Ik hurk aan de andere kant van het bed. Ik grijp haar andere hand en we kijken naar haar ogen, die langzaam wegzakken naar het niets.

 

Het bloeden stopt, terwijl wij haar handen vasthouden. Korte blikken. Stilte.

 

En dan volgt dat prachtige “Slaap zacht”. Mijn collega fluistert het in haar oor.

 

En daar sterft ze.

 

Gek genoeg in een onrealistische, magische intimiteit. De wereld om ons wordt wazig, staat stil.

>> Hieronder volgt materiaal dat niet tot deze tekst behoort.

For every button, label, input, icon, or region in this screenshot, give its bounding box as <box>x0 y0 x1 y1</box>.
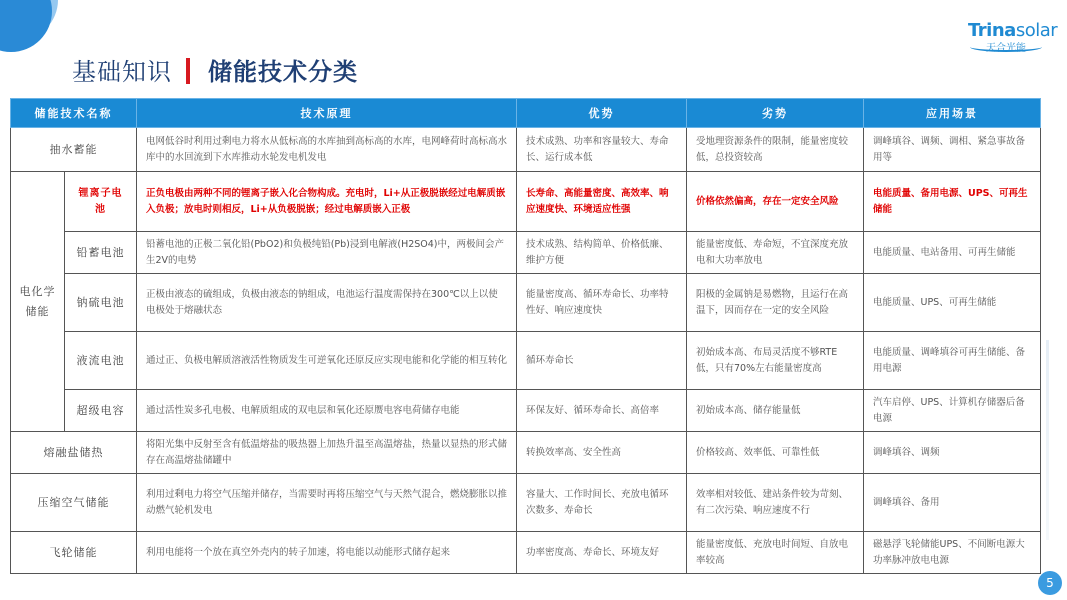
tech-name: 熔融盐储热 <box>11 432 137 474</box>
tech-name: 铅蓄电池 <box>65 232 137 274</box>
tech-cons: 初始成本高、储存能量低 <box>687 390 864 432</box>
group-electrochem: 电化学储能 <box>11 172 65 432</box>
tech-principle: 铅蓄电池的正极二氧化铅(PbO2)和负极纯铅(Pb)浸到电解液(H2SO4)中，两极间会产生2V的电势 <box>137 232 517 274</box>
tech-cons: 初始成本高、布局灵活度不够RTE低，只有70%左右能量密度高 <box>687 332 864 390</box>
tech-use: 汽车启停、UPS、计算机存储器后备电源 <box>864 390 1041 432</box>
tech-name: 液流电池 <box>65 332 137 390</box>
tech-principle: 利用过剩电力将空气压缩并储存，当需要时再将压缩空气与天然气混合，燃烧膨胀以推动燃气轮机发电 <box>137 474 517 532</box>
header-cons: 劣势 <box>687 99 864 128</box>
tech-pros: 功率密度高、寿命长、环境友好 <box>517 532 687 574</box>
header-principle: 技术原理 <box>137 99 517 128</box>
corner-decoration <box>0 0 52 52</box>
tech-pros: 容量大、工作时间长、充放电循环次数多、寿命长 <box>517 474 687 532</box>
tech-principle: 通过正、负极电解质溶液活性物质发生可逆氧化还原反应实现电能和化学能的相互转化 <box>137 332 517 390</box>
tech-pros: 能量密度高、循环寿命长、功率特性好、响应速度快 <box>517 274 687 332</box>
tech-pros: 环保友好、循环寿命长、高倍率 <box>517 390 687 432</box>
tech-use: 电能质量、UPS、可再生储能 <box>864 274 1041 332</box>
tech-cons: 价格依然偏高，存在一定安全风险 <box>687 172 864 232</box>
table-row <box>11 474 1041 532</box>
tech-name: 钠硫电池 <box>65 274 137 332</box>
table-header-row <box>11 99 1041 128</box>
tech-pros: 长寿命、高能量密度、高效率、响应速度快、环境适应性强 <box>517 172 687 232</box>
logo-arc-icon <box>970 42 1042 52</box>
tech-name: 压缩空气储能 <box>11 474 137 532</box>
tech-principle: 电网低谷时利用过剩电力将水从低标高的水库抽到高标高的水库，电网峰荷时高标高水库中的水回流到下水库推动水轮发电机发电 <box>137 128 517 172</box>
tech-cons: 能量密度低、寿命短，不宜深度充放电和大功率放电 <box>687 232 864 274</box>
tech-name: 抽水蓄能 <box>11 128 137 172</box>
tech-principle: 通过活性炭多孔电极、电解质组成的双电层和氧化还原赝电容电荷储存电能 <box>137 390 517 432</box>
tech-principle: 利用电能将一个放在真空外壳内的转子加速，将电能以动能形式储存起来 <box>137 532 517 574</box>
tech-use: 调峰填谷、调频、调相、紧急事故备用等 <box>864 128 1041 172</box>
table-row <box>11 232 1041 274</box>
tech-use: 电能质量、备用电源、UPS、可再生储能 <box>864 172 1041 232</box>
storage-tech-table <box>10 98 1041 574</box>
side-decoration <box>1046 340 1049 540</box>
page-title <box>72 52 358 87</box>
tech-principle: 将阳光集中反射至含有低温熔盐的吸热器上加热升温至高温熔盐，热量以显热的形式储存在高温熔盐储罐中 <box>137 432 517 474</box>
tech-cons: 受地理资源条件的限制，能量密度较低，总投资较高 <box>687 128 864 172</box>
tech-cons: 价格较高、效率低、可靠性低 <box>687 432 864 474</box>
tech-cons: 能量密度低、充放电时间短、自放电率较高 <box>687 532 864 574</box>
header-use: 应用场景 <box>864 99 1041 128</box>
trinasolar-logo <box>968 20 1058 60</box>
tech-name: 锂离子电池 <box>65 172 137 232</box>
tech-principle: 正负电极由两种不同的锂离子嵌入化合物构成。充电时，Li+从正极脱嵌经过电解质嵌入负极；放电时则相反，Li+从负极脱嵌；经过电解质嵌入正极 <box>137 172 517 232</box>
tech-name: 飞轮储能 <box>11 532 137 574</box>
table-row <box>11 128 1041 172</box>
tech-pros: 技术成熟、功率和容量较大、寿命长、运行成本低 <box>517 128 687 172</box>
tech-pros: 技术成熟、结构简单、价格低廉、维护方便 <box>517 232 687 274</box>
page-number: 5 <box>1038 571 1062 595</box>
header-pros: 优势 <box>517 99 687 128</box>
tech-use: 磁悬浮飞轮储能UPS、不间断电源大功率脉冲放电电源 <box>864 532 1041 574</box>
table-row <box>11 532 1041 574</box>
tech-use: 调峰填谷、调频 <box>864 432 1041 474</box>
table-row-highlighted <box>11 172 1041 232</box>
table-row <box>11 432 1041 474</box>
tech-use: 电能质量、电站备用、可再生储能 <box>864 232 1041 274</box>
table-row <box>11 274 1041 332</box>
table-row <box>11 332 1041 390</box>
title-category: 基础知识 <box>72 58 172 86</box>
tech-principle: 正极由液态的硫组成，负极由液态的钠组成，电池运行温度需保持在300℃以上以使电极处于熔融状态 <box>137 274 517 332</box>
title-main: 储能技术分类 <box>208 57 358 86</box>
tech-cons: 阳极的金属钠是易燃物，且运行在高温下，因而存在一定的安全风险 <box>687 274 864 332</box>
tech-cons: 效率相对较低、建站条件较为苛刻、有二次污染、响应速度不行 <box>687 474 864 532</box>
tech-use: 电能质量、调峰填谷可再生储能、备用电源 <box>864 332 1041 390</box>
title-divider <box>186 58 190 84</box>
tech-pros: 转换效率高、安全性高 <box>517 432 687 474</box>
tech-pros: 循环寿命长 <box>517 332 687 390</box>
logo-brand: Trinasolar <box>968 20 1058 41</box>
tech-use: 调峰填谷、备用 <box>864 474 1041 532</box>
header-name: 储能技术名称 <box>11 99 137 128</box>
table-row <box>11 390 1041 432</box>
logo-sub: 天合光能 <box>986 43 1026 54</box>
tech-name: 超级电容 <box>65 390 137 432</box>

Niet na te vertellen, niet na te voelen.

 

Na al het geluid en al die paniek van de minuten ervoor, blijft het nu minutenlang oorverdovend stil.

 

Een toegesneld reanimatieteam wordt door de hoofdverpleegkundige in de verte resoluut tegengehouden. “Het is al gebeurd”, hoor ik haar in zeggen. “Het is al klaar.”

 

We zullen haar man vertellen dat we er bij waren en dat we haar handen hebben vastgepakt. En vooral dat ze niet alleen is geweest. 

En in de familiekamer zal hij nu juist onze handen vastpakken en hij zal ze gedurende minuten niet meer los laten. 

 

We worden door de opleider naar huis gestuurd. Natuurlijk. En duiken een koffiehuis in. En zullen er nog uren zitten.